The other factor which had significant association with FOC in this study was the presence of complications during pregnancy. Women who had pregnancy-related complications during the current pregnancy have more likely to have a fear of childbirth than those who were not. This finding is supported by study findings from a study conducted in Turkey [31]. The possible justification may be due to inadequate individualized counseling that women should get and stress from rumors and information they gather from the previous experience or other women or media and thus increases level fear of childbirth.

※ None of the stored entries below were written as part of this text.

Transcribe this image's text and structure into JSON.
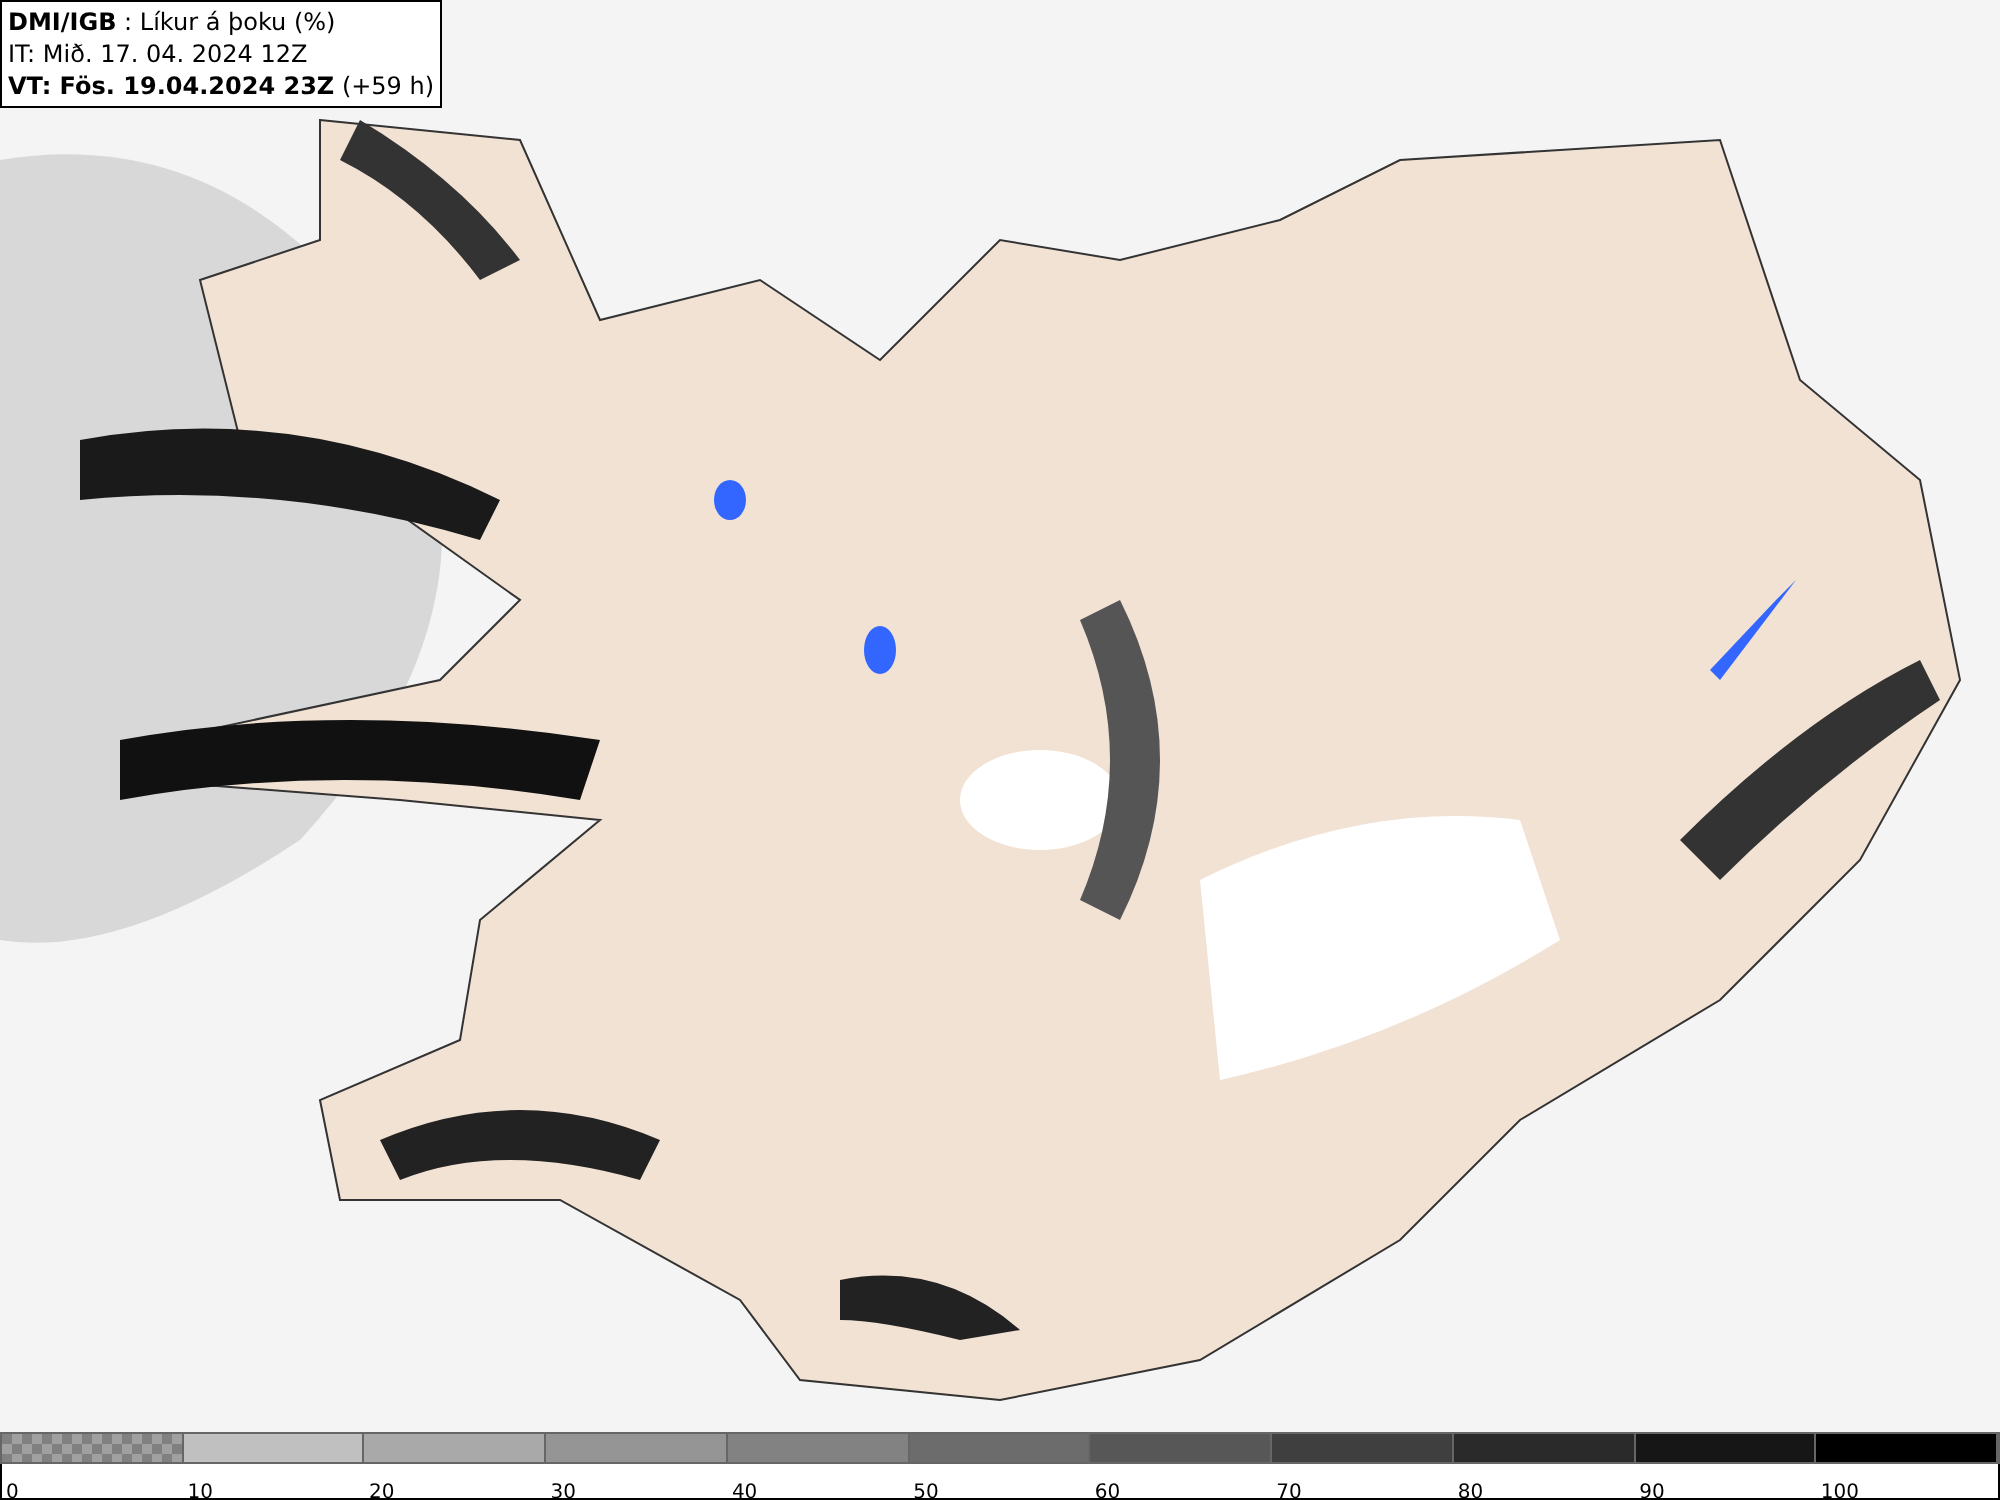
{
  "header": {
    "lines": [
      "**DMI/IGB** : Líkur á þoku (%)",
      "IT: Mið. 17. 04. 2024 12Z",
      "**VT: Fös. 19.04.2024 23Z** (+59 h)"
    ]
  },
  "legend": {
    "segments": [
      {
        "kind": "checker",
        "color": "#808080"
      },
      {
        "kind": "solid",
        "color": "#c0c0c0"
      },
      {
        "kind": "solid",
        "color": "#a9a9a9"
      },
      {
        "kind": "solid",
        "color": "#959595"
      },
      {
        "kind": "solid",
        "color": "#828282"
      },
      {
        "kind": "solid",
        "color": "#6c6c6c"
      },
      {
        "kind": "solid",
        "color": "#575757"
      },
      {
        "kind": "solid",
        "color": "#3f3f3f"
      },
      {
        "kind": "solid",
        "color": "#2a2a2a"
      },
      {
        "kind": "solid",
        "color": "#161616"
      },
      {
        "kind": "solid",
        "color": "#000000"
      }
    ],
    "labels": [
      "0",
      "10",
      "20",
      "30",
      "40",
      "50",
      "60",
      "70",
      "80",
      "90",
      "100"
    ]
  }
}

Fear of being dying, baby injury, poor control of the body, lack of trust in health care professionals, lack of confidence to give birth and others may also increase if adequate counseling was not given to those women with pregnancy-related complications. Other study also reported the positive correlations between childbirth fear, and other problems during pregnancy [35].

Moreover, pregnant women who had poor social support were more likely to have FOC. This is in line with the study done in six European countries (Belgium, Iceland, Denmark, Estonia, Norway, and Sweden), Finland and the United States [26, 29, 36]. Another study conducted in Norway also supports the findings [37]. The possible justification may be due to the strong support by family, neighbor, or midwives can strengthen women’s belief that childbirth is a physiological and controllable process, and thus, result in psychological wellbeing and reduced fear of childbirth. For women who had support from husband, family, mother or mother-in-law together with a trained midwife may reduce fear.

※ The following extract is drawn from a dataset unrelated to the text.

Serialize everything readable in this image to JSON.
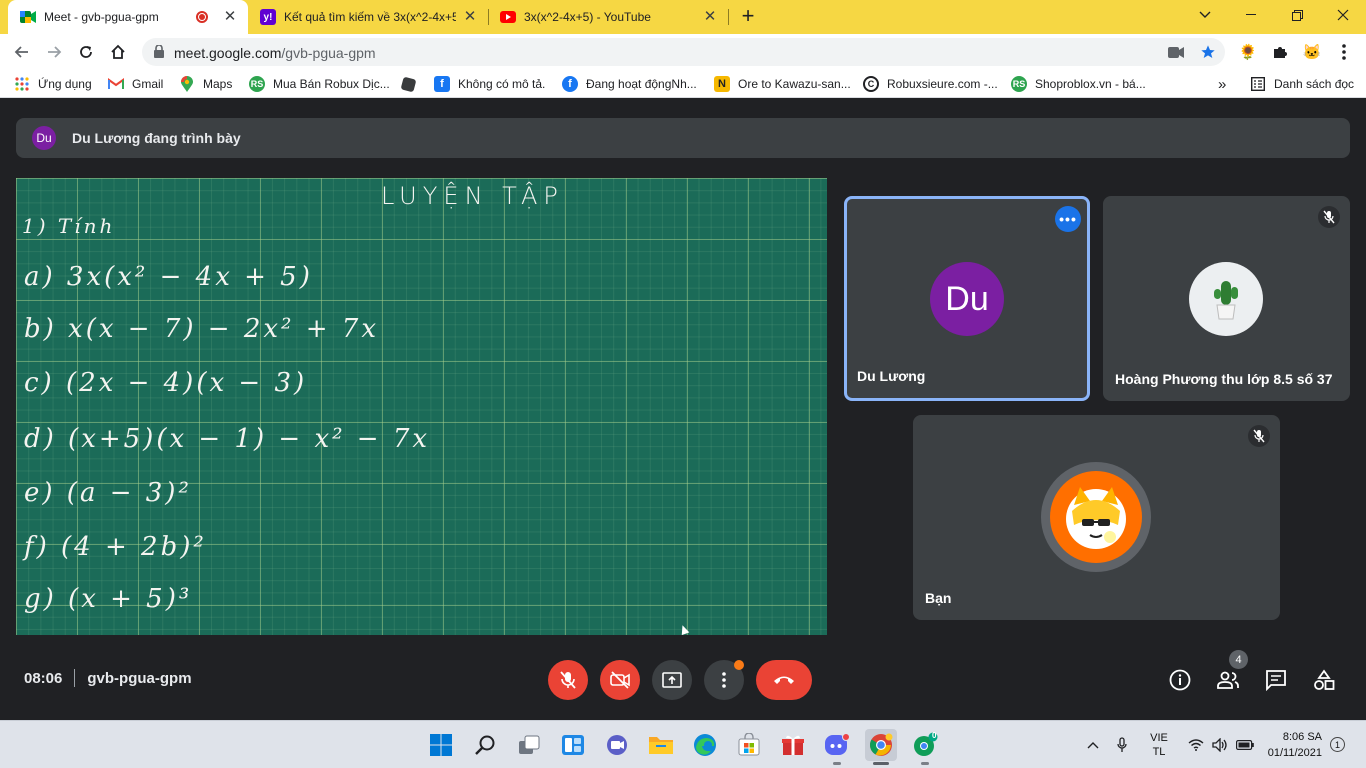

Bringing fear of childbirth into the light as a problem among Ethiopian women may be taken as the strength of the study as most of the people including the women in the country themselves have not been considering the situation as a problem. However, the main limitation of this study was that we could not assess some variables which might have an important association with the problem like the history of abuse/violence during pregnancy with the tool.

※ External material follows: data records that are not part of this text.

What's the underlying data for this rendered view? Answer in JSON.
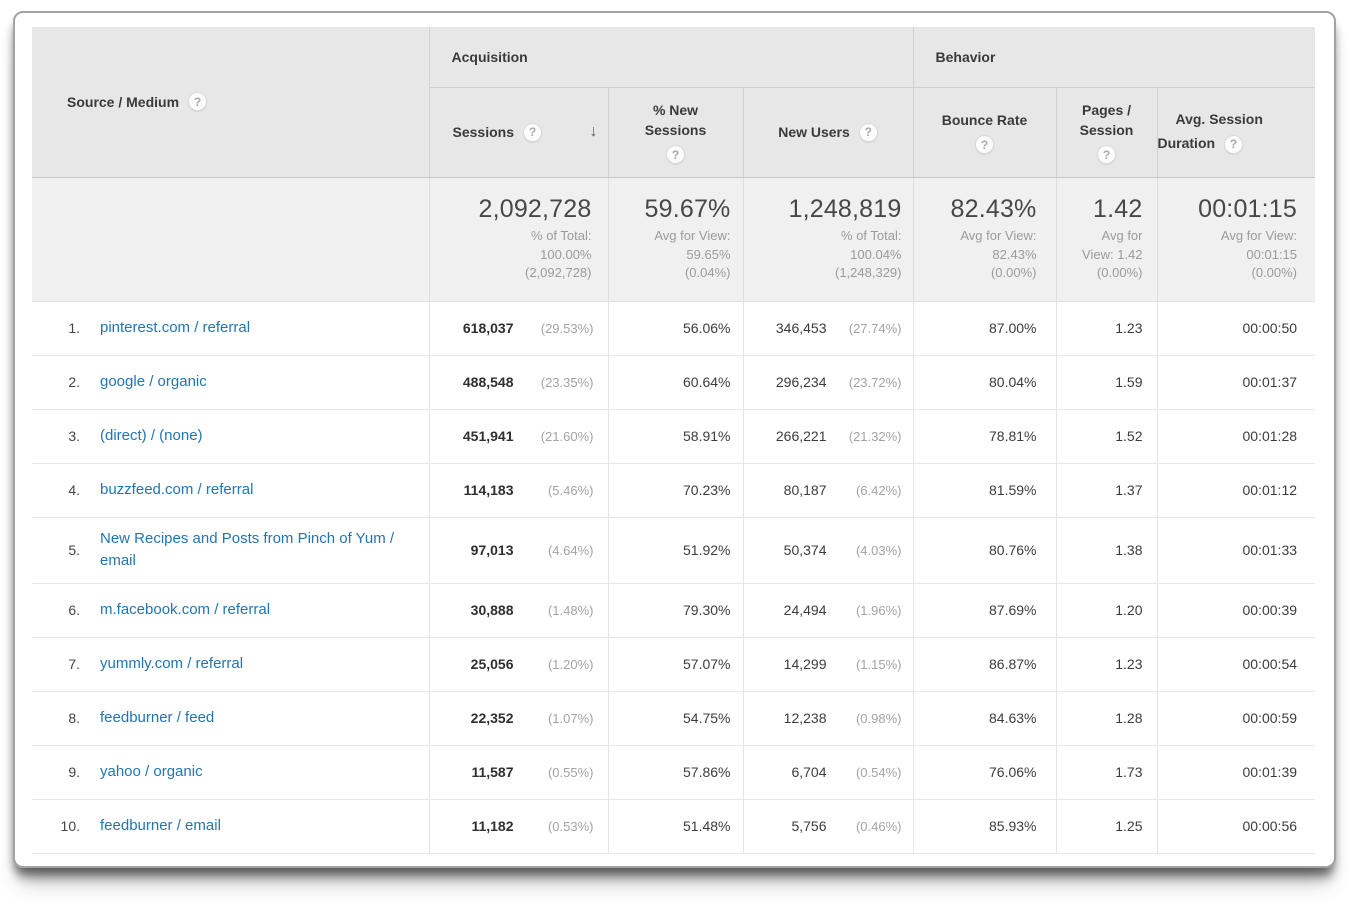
{
  "colors": {
    "link": "#2175b5",
    "header_bg": "#e7e7e7",
    "sorted_column_bg": "#f8f8f8"
  },
  "header": {
    "source_medium": "Source / Medium",
    "acquisition": "Acquisition",
    "behavior": "Behavior",
    "sessions": "Sessions",
    "pct_new_sessions": "% New Sessions",
    "new_users": "New Users",
    "bounce_rate": "Bounce Rate",
    "pages_session": "Pages / Session",
    "avg_session_duration": "Avg. Session Duration",
    "help": "?",
    "sort_desc": "↓"
  },
  "summary": {
    "sessions": {
      "value": "2,092,728",
      "sub": [
        "% of Total:",
        "100.00%",
        "(2,092,728)"
      ]
    },
    "pct_new_sessions": {
      "value": "59.67%",
      "sub": [
        "Avg for View:",
        "59.65%",
        "(0.04%)"
      ]
    },
    "new_users": {
      "value": "1,248,819",
      "sub": [
        "% of Total:",
        "100.04%",
        "(1,248,329)"
      ]
    },
    "bounce_rate": {
      "value": "82.43%",
      "sub": [
        "Avg for View:",
        "82.43%",
        "(0.00%)"
      ]
    },
    "pages_session": {
      "value": "1.42",
      "sub": [
        "Avg for",
        "View: 1.42",
        "(0.00%)"
      ]
    },
    "avg_session_duration": {
      "value": "00:01:15",
      "sub": [
        "Avg for View:",
        "00:01:15",
        "(0.00%)"
      ]
    }
  },
  "rows": [
    {
      "rank": "1.",
      "source": "pinterest.com / referral",
      "sessions": "618,037",
      "sessions_pct": "(29.53%)",
      "pct_new_sessions": "56.06%",
      "new_users": "346,453",
      "new_users_pct": "(27.74%)",
      "bounce_rate": "87.00%",
      "pages_session": "1.23",
      "avg_session_duration": "00:00:50"
    },
    {
      "rank": "2.",
      "source": "google / organic",
      "sessions": "488,548",
      "sessions_pct": "(23.35%)",
      "pct_new_sessions": "60.64%",
      "new_users": "296,234",
      "new_users_pct": "(23.72%)",
      "bounce_rate": "80.04%",
      "pages_session": "1.59",
      "avg_session_duration": "00:01:37"
    },
    {
      "rank": "3.",
      "source": "(direct) / (none)",
      "sessions": "451,941",
      "sessions_pct": "(21.60%)",
      "pct_new_sessions": "58.91%",
      "new_users": "266,221",
      "new_users_pct": "(21.32%)",
      "bounce_rate": "78.81%",
      "pages_session": "1.52",
      "avg_session_duration": "00:01:28"
    },
    {
      "rank": "4.",
      "source": "buzzfeed.com / referral",
      "sessions": "114,183",
      "sessions_pct": "(5.46%)",
      "pct_new_sessions": "70.23%",
      "new_users": "80,187",
      "new_users_pct": "(6.42%)",
      "bounce_rate": "81.59%",
      "pages_session": "1.37",
      "avg_session_duration": "00:01:12"
    },
    {
      "rank": "5.",
      "source": "New Recipes and Posts from Pinch of Yum / email",
      "sessions": "97,013",
      "sessions_pct": "(4.64%)",
      "pct_new_sessions": "51.92%",
      "new_users": "50,374",
      "new_users_pct": "(4.03%)",
      "bounce_rate": "80.76%",
      "pages_session": "1.38",
      "avg_session_duration": "00:01:33"
    },
    {
      "rank": "6.",
      "source": "m.facebook.com / referral",
      "sessions": "30,888",
      "sessions_pct": "(1.48%)",
      "pct_new_sessions": "79.30%",
      "new_users": "24,494",
      "new_users_pct": "(1.96%)",
      "bounce_rate": "87.69%",
      "pages_session": "1.20",
      "avg_session_duration": "00:00:39"
    },
    {
      "rank": "7.",
      "source": "yummly.com / referral",
      "sessions": "25,056",
      "sessions_pct": "(1.20%)",
      "pct_new_sessions": "57.07%",
      "new_users": "14,299",
      "new_users_pct": "(1.15%)",
      "bounce_rate": "86.87%",
      "pages_session": "1.23",
      "avg_session_duration": "00:00:54"
    },
    {
      "rank": "8.",
      "source": "feedburner / feed",
      "sessions": "22,352",
      "sessions_pct": "(1.07%)",
      "pct_new_sessions": "54.75%",
      "new_users": "12,238",
      "new_users_pct": "(0.98%)",
      "bounce_rate": "84.63%",
      "pages_session": "1.28",
      "avg_session_duration": "00:00:59"
    },
    {
      "rank": "9.",
      "source": "yahoo / organic",
      "sessions": "11,587",
      "sessions_pct": "(0.55%)",
      "pct_new_sessions": "57.86%",
      "new_users": "6,704",
      "new_users_pct": "(0.54%)",
      "bounce_rate": "76.06%",
      "pages_session": "1.73",
      "avg_session_duration": "00:01:39"
    },
    {
      "rank": "10.",
      "source": "feedburner / email",
      "sessions": "11,182",
      "sessions_pct": "(0.53%)",
      "pct_new_sessions": "51.48%",
      "new_users": "5,756",
      "new_users_pct": "(0.46%)",
      "bounce_rate": "85.93%",
      "pages_session": "1.25",
      "avg_session_duration": "00:00:56"
    }
  ]
}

Overall, the findings from this study conveys a clear message to health managers and health persons working in the maternity area about where, when and how to act in order to reduce morbidities related to childbirth fear.

Conclusions

This finding showed a high magnitude of fear of childbirth in pregnant women in this study area. Complications in the current pregnancy, poor social support and unplanned pregnancy were the factors significantly associated with fear of childbirth. There should be special attention and counseling for pregnant women who have an unplanned pregnancy and pregnancy-related complications such as mal-presentations, pregnancy-induced hypertension, gestational diabetes mellitus, antepartum hemorrhage and multiple gestation. Early identification of expectant mothers with severe childbirth fear during pregnancy by health-care professionals to provide cognitive behavioral therapy and support for their psychological and physical health is important to decrease the next FOC complications. We strongly suggest family planning providers as well as ANC providers to give appropriate information about how to avoid unplanned pregnancies and what to do when this happened. As Ethiopia is a multi-ethnic country, we recommend more studies that include mixed methods and cover a wider area. We also suggest for researchers across the world to use consistent tools to evaluate fear of childbirth to have comparable findings and also conducting a systemic review in the area.